Sob a perspectiva marxista, o
Direito tende a reproduzir os interesses da classe dominante ao longo do tempo.
Isso acontece porque as normas jurídicas são formuladas dentro de seu contexto
histórico e econômico específico, no qual grupos que detêm o poder político e
econômico influenciam diretamente sua criação e aplicação. Assim, ao serem
positivadas, as leis frequentemente legitimam as desigualdades já existentes na
sociedade. Nesse sentido, o marxismo contribui para o Direito ao apontar sua
falsa imparcialidade, evidenciando suas bases socioeconômicas e seu vínculo com
as estruturas de poder.
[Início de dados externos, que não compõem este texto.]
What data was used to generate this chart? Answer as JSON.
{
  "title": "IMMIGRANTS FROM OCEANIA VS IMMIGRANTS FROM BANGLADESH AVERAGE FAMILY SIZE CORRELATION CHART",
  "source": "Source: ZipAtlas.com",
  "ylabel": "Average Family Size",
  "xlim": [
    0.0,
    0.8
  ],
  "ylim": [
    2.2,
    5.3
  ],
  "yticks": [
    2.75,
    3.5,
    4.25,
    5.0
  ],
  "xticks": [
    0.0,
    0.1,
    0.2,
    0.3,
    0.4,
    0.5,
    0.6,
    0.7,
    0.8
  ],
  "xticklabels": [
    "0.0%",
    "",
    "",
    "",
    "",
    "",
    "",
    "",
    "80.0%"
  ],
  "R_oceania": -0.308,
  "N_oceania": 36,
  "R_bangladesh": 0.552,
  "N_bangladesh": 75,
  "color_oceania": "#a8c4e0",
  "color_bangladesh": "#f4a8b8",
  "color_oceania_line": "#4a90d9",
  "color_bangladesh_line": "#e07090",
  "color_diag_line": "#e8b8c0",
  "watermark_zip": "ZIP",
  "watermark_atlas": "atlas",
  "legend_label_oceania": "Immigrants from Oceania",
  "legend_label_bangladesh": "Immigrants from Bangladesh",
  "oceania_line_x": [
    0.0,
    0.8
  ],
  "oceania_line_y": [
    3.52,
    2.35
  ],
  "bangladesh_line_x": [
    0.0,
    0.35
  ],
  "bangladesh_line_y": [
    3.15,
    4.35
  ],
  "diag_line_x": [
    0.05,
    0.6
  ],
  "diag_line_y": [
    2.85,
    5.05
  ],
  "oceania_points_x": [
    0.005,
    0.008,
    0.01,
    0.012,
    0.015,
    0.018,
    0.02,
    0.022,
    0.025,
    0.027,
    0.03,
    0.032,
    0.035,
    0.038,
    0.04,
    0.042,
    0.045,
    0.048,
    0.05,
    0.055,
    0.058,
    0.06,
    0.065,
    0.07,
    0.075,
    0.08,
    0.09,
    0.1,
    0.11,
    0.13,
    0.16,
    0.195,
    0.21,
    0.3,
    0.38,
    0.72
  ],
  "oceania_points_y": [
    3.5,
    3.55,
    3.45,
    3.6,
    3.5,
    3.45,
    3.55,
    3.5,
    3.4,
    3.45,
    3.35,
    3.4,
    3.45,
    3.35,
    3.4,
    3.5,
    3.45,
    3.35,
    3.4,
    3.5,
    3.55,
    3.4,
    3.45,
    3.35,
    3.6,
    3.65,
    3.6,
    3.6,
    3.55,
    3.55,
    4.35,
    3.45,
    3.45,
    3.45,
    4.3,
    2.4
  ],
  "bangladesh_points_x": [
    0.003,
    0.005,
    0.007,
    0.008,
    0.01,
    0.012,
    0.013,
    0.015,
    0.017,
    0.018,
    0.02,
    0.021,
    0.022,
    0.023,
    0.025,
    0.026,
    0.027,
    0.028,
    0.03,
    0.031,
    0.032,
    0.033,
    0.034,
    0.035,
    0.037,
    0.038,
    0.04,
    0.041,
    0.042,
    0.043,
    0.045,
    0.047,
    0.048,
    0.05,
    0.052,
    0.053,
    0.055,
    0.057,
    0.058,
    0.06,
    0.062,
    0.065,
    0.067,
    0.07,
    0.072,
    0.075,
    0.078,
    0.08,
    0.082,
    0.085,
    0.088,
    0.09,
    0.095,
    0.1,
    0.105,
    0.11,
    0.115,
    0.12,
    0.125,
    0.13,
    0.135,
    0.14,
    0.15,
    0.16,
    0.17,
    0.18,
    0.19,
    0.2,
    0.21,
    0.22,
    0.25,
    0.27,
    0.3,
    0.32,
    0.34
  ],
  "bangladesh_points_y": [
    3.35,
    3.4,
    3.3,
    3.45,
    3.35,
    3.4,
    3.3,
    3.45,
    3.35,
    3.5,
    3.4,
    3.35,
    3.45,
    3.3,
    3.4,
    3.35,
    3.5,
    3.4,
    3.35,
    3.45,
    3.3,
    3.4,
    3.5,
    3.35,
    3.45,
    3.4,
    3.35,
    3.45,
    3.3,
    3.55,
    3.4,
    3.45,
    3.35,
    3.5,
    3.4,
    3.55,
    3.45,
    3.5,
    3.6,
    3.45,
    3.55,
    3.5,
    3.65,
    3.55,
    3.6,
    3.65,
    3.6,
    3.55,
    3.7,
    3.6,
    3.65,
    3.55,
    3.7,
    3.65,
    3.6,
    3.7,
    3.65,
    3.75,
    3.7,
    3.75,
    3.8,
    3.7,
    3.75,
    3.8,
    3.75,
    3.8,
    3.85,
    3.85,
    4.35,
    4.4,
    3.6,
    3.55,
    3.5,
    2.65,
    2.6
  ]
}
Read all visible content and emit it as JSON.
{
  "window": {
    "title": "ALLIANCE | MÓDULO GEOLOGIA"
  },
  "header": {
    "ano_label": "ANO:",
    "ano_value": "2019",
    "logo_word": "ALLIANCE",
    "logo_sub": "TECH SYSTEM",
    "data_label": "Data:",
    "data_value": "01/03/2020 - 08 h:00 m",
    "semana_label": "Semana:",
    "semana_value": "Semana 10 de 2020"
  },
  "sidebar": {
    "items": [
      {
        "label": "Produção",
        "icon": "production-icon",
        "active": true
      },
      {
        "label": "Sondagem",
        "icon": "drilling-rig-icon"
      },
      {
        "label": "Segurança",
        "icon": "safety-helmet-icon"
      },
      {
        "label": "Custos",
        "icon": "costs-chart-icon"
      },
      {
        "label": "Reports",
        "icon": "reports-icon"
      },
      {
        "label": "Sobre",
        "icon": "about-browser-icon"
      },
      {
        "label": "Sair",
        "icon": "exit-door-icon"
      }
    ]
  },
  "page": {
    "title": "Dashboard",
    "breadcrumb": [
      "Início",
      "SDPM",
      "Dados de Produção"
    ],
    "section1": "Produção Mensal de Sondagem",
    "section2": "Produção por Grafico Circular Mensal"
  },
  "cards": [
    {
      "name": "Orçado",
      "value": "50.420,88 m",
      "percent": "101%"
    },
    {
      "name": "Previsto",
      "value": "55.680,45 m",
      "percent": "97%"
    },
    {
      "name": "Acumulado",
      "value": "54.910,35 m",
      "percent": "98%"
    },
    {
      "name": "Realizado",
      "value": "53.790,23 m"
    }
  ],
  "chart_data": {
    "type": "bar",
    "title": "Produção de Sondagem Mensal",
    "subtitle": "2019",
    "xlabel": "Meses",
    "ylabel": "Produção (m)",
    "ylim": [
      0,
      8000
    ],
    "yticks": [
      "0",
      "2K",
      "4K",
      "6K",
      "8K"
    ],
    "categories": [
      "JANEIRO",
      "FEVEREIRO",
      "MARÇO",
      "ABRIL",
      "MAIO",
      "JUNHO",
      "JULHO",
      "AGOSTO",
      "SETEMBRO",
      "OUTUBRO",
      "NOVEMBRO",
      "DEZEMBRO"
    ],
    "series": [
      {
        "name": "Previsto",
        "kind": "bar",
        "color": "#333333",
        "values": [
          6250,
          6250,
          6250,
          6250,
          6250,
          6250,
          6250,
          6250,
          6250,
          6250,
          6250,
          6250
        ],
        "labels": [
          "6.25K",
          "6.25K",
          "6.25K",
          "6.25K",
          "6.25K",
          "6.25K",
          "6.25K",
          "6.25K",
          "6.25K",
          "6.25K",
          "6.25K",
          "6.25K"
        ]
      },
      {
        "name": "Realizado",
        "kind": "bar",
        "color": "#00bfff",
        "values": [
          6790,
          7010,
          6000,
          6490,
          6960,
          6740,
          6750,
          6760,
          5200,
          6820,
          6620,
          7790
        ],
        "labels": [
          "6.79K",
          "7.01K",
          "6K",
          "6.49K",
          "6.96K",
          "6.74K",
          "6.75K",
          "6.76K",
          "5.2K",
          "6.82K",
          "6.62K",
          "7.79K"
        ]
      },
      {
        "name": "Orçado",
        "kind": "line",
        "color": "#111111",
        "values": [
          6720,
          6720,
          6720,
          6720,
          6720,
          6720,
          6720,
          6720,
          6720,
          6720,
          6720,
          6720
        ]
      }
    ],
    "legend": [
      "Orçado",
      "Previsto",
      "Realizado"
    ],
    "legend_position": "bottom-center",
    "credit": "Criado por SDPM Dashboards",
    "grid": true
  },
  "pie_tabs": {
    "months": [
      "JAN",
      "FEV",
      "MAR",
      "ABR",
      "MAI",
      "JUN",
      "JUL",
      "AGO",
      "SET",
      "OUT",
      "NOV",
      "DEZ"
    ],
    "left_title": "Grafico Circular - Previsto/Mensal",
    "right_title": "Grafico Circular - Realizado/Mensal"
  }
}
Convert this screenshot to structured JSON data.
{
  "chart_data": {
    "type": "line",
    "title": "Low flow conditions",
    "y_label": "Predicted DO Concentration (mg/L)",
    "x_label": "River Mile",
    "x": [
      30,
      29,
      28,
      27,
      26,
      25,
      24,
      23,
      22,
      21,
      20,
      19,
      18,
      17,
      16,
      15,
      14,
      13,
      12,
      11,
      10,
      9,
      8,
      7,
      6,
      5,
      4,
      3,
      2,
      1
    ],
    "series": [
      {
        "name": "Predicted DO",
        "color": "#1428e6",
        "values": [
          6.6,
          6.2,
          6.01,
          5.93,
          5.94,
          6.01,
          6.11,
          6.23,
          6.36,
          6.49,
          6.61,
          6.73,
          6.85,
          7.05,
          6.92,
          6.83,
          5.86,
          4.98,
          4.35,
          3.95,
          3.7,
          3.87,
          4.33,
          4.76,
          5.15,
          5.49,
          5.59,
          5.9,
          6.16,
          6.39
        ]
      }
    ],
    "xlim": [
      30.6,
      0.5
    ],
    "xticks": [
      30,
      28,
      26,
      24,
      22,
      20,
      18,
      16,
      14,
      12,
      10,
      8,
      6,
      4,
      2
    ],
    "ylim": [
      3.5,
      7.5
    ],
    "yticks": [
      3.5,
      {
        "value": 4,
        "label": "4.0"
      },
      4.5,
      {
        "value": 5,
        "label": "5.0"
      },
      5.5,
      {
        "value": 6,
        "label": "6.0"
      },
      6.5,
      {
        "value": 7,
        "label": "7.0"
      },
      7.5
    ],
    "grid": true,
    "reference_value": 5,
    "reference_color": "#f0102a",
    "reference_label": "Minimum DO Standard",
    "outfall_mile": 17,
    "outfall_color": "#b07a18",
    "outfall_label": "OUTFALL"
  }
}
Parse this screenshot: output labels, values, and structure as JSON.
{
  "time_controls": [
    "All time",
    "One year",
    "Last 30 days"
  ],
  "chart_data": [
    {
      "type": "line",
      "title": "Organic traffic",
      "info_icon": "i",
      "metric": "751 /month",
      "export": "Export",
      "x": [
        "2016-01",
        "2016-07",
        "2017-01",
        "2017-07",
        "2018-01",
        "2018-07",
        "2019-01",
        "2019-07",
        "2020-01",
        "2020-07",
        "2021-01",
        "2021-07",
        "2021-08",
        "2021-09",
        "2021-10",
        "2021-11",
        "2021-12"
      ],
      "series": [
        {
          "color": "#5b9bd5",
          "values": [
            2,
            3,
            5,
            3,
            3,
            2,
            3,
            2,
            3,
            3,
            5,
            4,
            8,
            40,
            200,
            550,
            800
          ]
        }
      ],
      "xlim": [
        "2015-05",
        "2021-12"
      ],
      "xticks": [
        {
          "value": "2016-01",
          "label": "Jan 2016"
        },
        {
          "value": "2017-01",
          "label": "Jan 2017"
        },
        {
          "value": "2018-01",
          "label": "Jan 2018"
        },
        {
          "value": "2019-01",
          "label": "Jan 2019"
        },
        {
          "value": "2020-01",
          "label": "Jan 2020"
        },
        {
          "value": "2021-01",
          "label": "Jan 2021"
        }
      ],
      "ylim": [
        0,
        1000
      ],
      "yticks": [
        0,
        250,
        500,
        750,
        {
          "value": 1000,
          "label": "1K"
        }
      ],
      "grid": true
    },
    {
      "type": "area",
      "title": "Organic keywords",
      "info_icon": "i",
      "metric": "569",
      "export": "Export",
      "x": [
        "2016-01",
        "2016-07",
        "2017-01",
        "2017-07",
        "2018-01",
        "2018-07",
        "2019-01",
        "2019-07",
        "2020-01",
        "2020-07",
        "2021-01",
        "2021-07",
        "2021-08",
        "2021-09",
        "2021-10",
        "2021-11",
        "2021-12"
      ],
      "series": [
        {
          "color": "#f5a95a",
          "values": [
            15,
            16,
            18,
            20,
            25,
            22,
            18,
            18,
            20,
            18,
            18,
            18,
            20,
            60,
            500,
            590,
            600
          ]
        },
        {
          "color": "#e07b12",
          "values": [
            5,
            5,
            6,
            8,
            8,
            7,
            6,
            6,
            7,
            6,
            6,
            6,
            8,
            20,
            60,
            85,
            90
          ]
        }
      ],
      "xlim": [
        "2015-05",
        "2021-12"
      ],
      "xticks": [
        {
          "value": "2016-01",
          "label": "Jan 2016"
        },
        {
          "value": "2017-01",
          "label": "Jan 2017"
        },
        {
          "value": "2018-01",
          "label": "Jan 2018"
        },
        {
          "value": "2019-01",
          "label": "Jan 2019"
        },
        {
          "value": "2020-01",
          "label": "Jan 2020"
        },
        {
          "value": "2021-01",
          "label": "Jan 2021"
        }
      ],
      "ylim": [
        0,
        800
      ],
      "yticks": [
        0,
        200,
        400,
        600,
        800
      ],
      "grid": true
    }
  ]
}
Ao mesmo tempo, essa perspectiva crítica também
impulsionou avanços, como a consolidação de direitos trabalhistas e a ampliação
de garantias sociais, como saúde e educação. Com isso, a crítica marxista pode
servir como uma ferramenta para a construção de um Direito mais justo, que represente
realmente os valores de sua sociedade e mais comprometido com a promoção da
igualdade material.
Portanto, conclui-se que o marxismo pode servir ao Direito
como um instrumento de análise crítica. Ao questionar a aparente imparcialidade
das normas e evidenciar as desigualdades estruturais da sociedade, essa
corrente teórica contribui para a construção de um Direito mais consciente de
seu papel social, mais alinhado aos valores de sua sociedade e efetivamente
comprometido com a promoção da igualdade e da justiça.